Non abbiamo rilevato un singolo caso nazionale fino al 9 marzo quando si è scoperto che un cittadino francese che lavorava nella provincia meridionale di Dornogovi aveva il coronavirus. Da quel giorno, il Ministero della Salute ha condotto briefing quotidiani sulla situazione per parlare di quanti casi siano stati importati e di quali siano le aree ad alto rischio. Dopo questo caso, al popolazione è stata ancora più attenta a rispettare le direttive ufficiali.

Per quanto riguarda il cittadino francese, abbiamo intrapreso una ricerca molto ampia dei suoi spostamenti e identificato 120 persone che avevano avuto contatti con lui. Il tracciamento dei contatti fa parte dei compiti del Centro nazionale delle malattie trasmissibili sin dalla sua nascita. Lo facciamo per tutti i tipi di malattie, comprese le malattie a trasmissione sessuale.

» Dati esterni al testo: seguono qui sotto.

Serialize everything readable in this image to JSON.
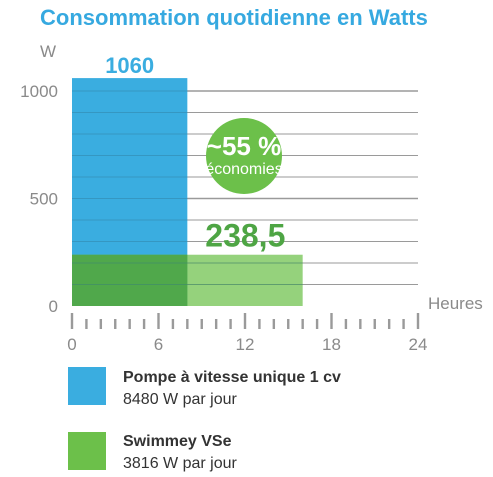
{
  "colors": {
    "blue": "#3aade0",
    "green": "#6cc04a",
    "green_dark": "#4ea544",
    "title": "#36a9e0",
    "axis_text": "#8a8a8a",
    "grid": "#9a9a9a",
    "legend_text": "#333333"
  },
  "chart_data": {
    "type": "bar",
    "title": "Consommation quotidienne en Watts",
    "xlabel": "Heures",
    "ylabel": "W",
    "xlim": [
      0,
      24
    ],
    "ylim": [
      0,
      1060
    ],
    "grid": true,
    "x_ticks": [
      "0",
      "6",
      "12",
      "18",
      "24"
    ],
    "y_ticks": [
      "0",
      "500",
      "1000"
    ],
    "series": [
      {
        "name": "Pompe à vitesse unique 1 cv",
        "value": 1060,
        "value_label": "1060",
        "x_start": 0,
        "x_end": 8,
        "color": "#3aade0",
        "daily_total": "8480 W par jour"
      },
      {
        "name": "Swimmey VSe",
        "value": 238.5,
        "value_label": "238,5",
        "x_start": 0,
        "x_end": 16,
        "color": "#6cc04a",
        "daily_total": "3816 W par jour"
      }
    ],
    "annotation": {
      "main": "~55 %",
      "sub": "économies"
    }
  }
}
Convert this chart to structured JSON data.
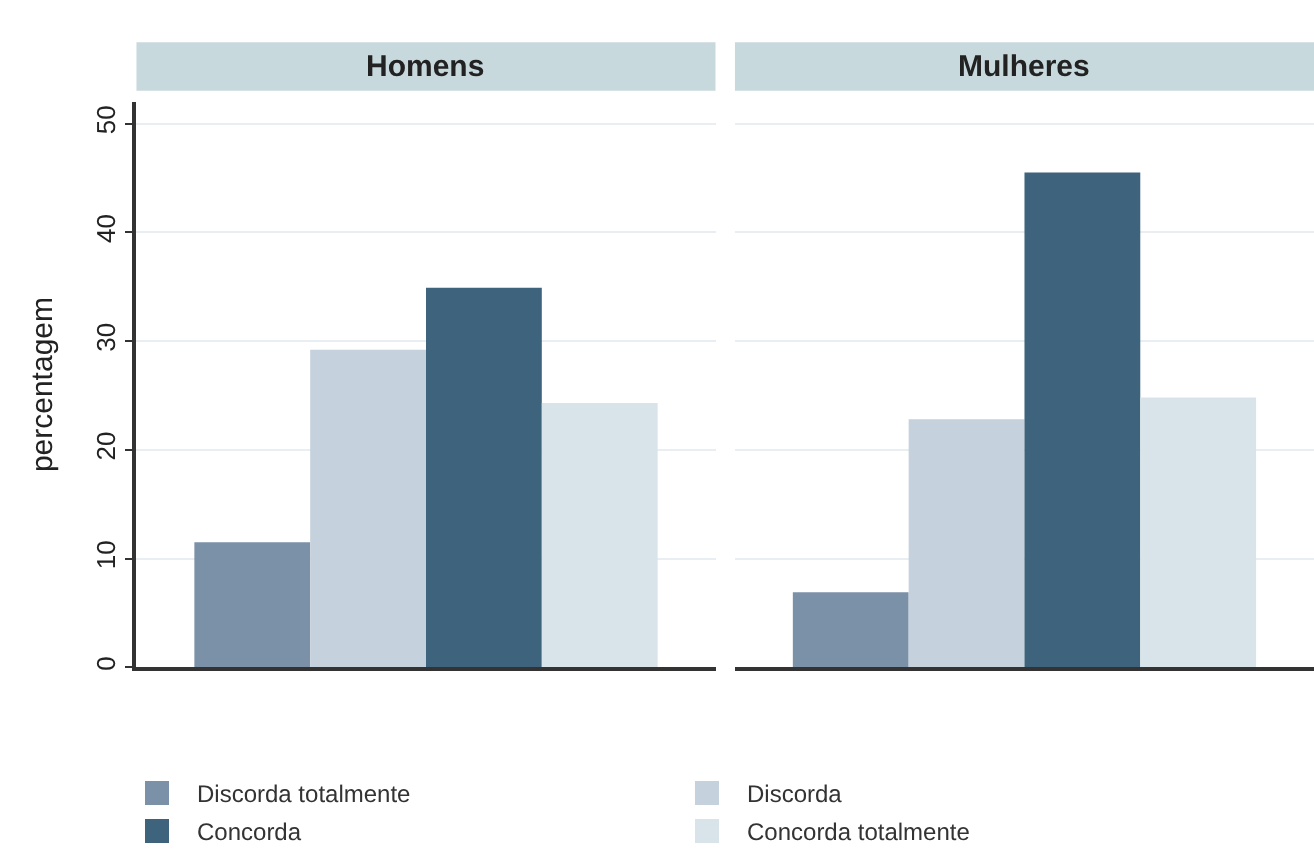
{
  "chart_data": {
    "type": "bar",
    "ylabel": "percentagem",
    "categories": [
      "Homens",
      "Mulheres"
    ],
    "ylim": [
      0,
      52
    ],
    "yticks": [
      0,
      10,
      20,
      30,
      40,
      50
    ],
    "grid": "y",
    "legend": "bottom",
    "series": [
      {
        "name": "Discorda totalmente",
        "color": "#7b91a8",
        "values": [
          11.5,
          6.9
        ]
      },
      {
        "name": "Discorda",
        "color": "#c5d1dc",
        "values": [
          29.2,
          22.8
        ]
      },
      {
        "name": "Concorda",
        "color": "#3e637d",
        "values": [
          34.9,
          45.5
        ]
      },
      {
        "name": "Concorda totalmente",
        "color": "#d8e4ea",
        "values": [
          24.3,
          24.8
        ]
      }
    ]
  }
}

Abbiamo anche aperto una hotline covid dedicata 24 ore su 24. Le persone ricevevano diversi tipi di informazioni sbagliate dai social media. Una grande bufala era che, poiché i mongoli mangiano in modo molto sano e vivono secondo i tradizionali stili di vita nomadi, non avremmo preso il virus e avremmo avuto una “immunità naturale”. Un’altra fake news sosteneva che il nostro clima freddo e secco impediva al virus di sopravvivere a differenza dei climi caldi e umidi. Oggi anche la maggior parte dei pastori e dei nomadi dispone di TV satellitare con energia solare, quindi possono accedere alle notizie.

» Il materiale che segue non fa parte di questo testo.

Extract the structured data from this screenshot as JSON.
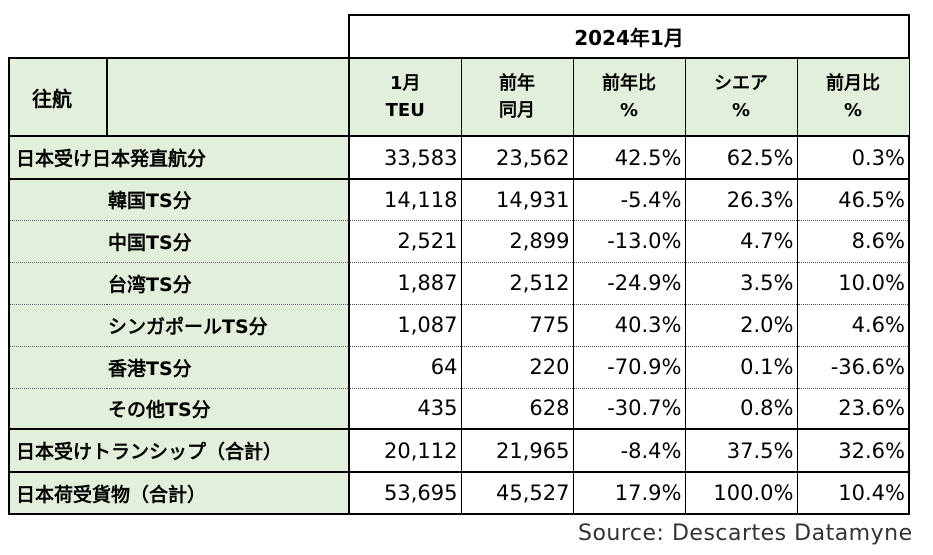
{
  "chart_data": {
    "type": "table",
    "period": "2024年1月",
    "row_header": "往航",
    "columns": [
      {
        "line1": "1月",
        "line2": "TEU"
      },
      {
        "line1": "前年",
        "line2": "同月"
      },
      {
        "line1": "前年比",
        "line2": "%"
      },
      {
        "line1": "シエア",
        "line2": "%"
      },
      {
        "line1": "前月比",
        "line2": "%"
      }
    ],
    "rows": [
      {
        "label": "日本受け日本発直航分",
        "level": "main",
        "values": [
          "33,583",
          "23,562",
          "42.5%",
          "62.5%",
          "0.3%"
        ]
      },
      {
        "label": "韓国TS分",
        "level": "sub",
        "values": [
          "14,118",
          "14,931",
          "-5.4%",
          "26.3%",
          "46.5%"
        ]
      },
      {
        "label": "中国TS分",
        "level": "sub",
        "values": [
          "2,521",
          "2,899",
          "-13.0%",
          "4.7%",
          "8.6%"
        ]
      },
      {
        "label": "台湾TS分",
        "level": "sub",
        "values": [
          "1,887",
          "2,512",
          "-24.9%",
          "3.5%",
          "10.0%"
        ]
      },
      {
        "label": "シンガポールTS分",
        "level": "sub",
        "values": [
          "1,087",
          "775",
          "40.3%",
          "2.0%",
          "4.6%"
        ]
      },
      {
        "label": "香港TS分",
        "level": "sub",
        "values": [
          "64",
          "220",
          "-70.9%",
          "0.1%",
          "-36.6%"
        ]
      },
      {
        "label": "その他TS分",
        "level": "sub",
        "values": [
          "435",
          "628",
          "-30.7%",
          "0.8%",
          "23.6%"
        ]
      },
      {
        "label": "日本受けトランシップ（合計）",
        "level": "main",
        "values": [
          "20,112",
          "21,965",
          "-8.4%",
          "37.5%",
          "32.6%"
        ]
      },
      {
        "label": "日本荷受貨物（合計）",
        "level": "main",
        "values": [
          "53,695",
          "45,527",
          "17.9%",
          "100.0%",
          "10.4%"
        ]
      }
    ],
    "source": "Source:  Descartes Datamyne",
    "colors": {
      "header_fill": "#e2efda",
      "cell_fill": "#ffffff",
      "border": "#000000"
    }
  }
}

Un effetto collaterale di questo blocco è stata una significativa riduzione dei casi di influenza stagionale, polmoniti (un problema molto serio ogni anno) e malattie di origine alimentare e intestinale. Stiamo sempre allerta, ma i cittadini sono sempre meno preoccupati. È estate adesso; il tempo sta migliorando. La gente fa picnic, va a cavallo. Abbiamo organizzato molti controlli della temperatura nei luoghi di svago in campagna. Quasi tutti gli spazi pubblici, a cominciare dai centri commerciali e dalle farmacie, richiedono ancora le mascherine. Ma ci rendiamo conto che nelle zone rurali è impossibile indossare la mascherina tutti i giorni.

Non sappiamo quanto durerà lo stato di emergenza. Alcuni dei nostri più alti funzionari hanno affermato che chiuderemo i nostri confini a tempo indeterminato. Non possiamo dare nulla per scontato. In Giappone, hanno revocato le restrizioni e il virus è tornato. Fino alla fine di questa estate, non allenteremo la quarantena. Ma le scuole dovranno iniziare a settembre. Ciò che consigliamo ancora ogni giorno al pubblico è di tenersi pronti, perché la diffusione del contagio è sempre dietro l’angolo.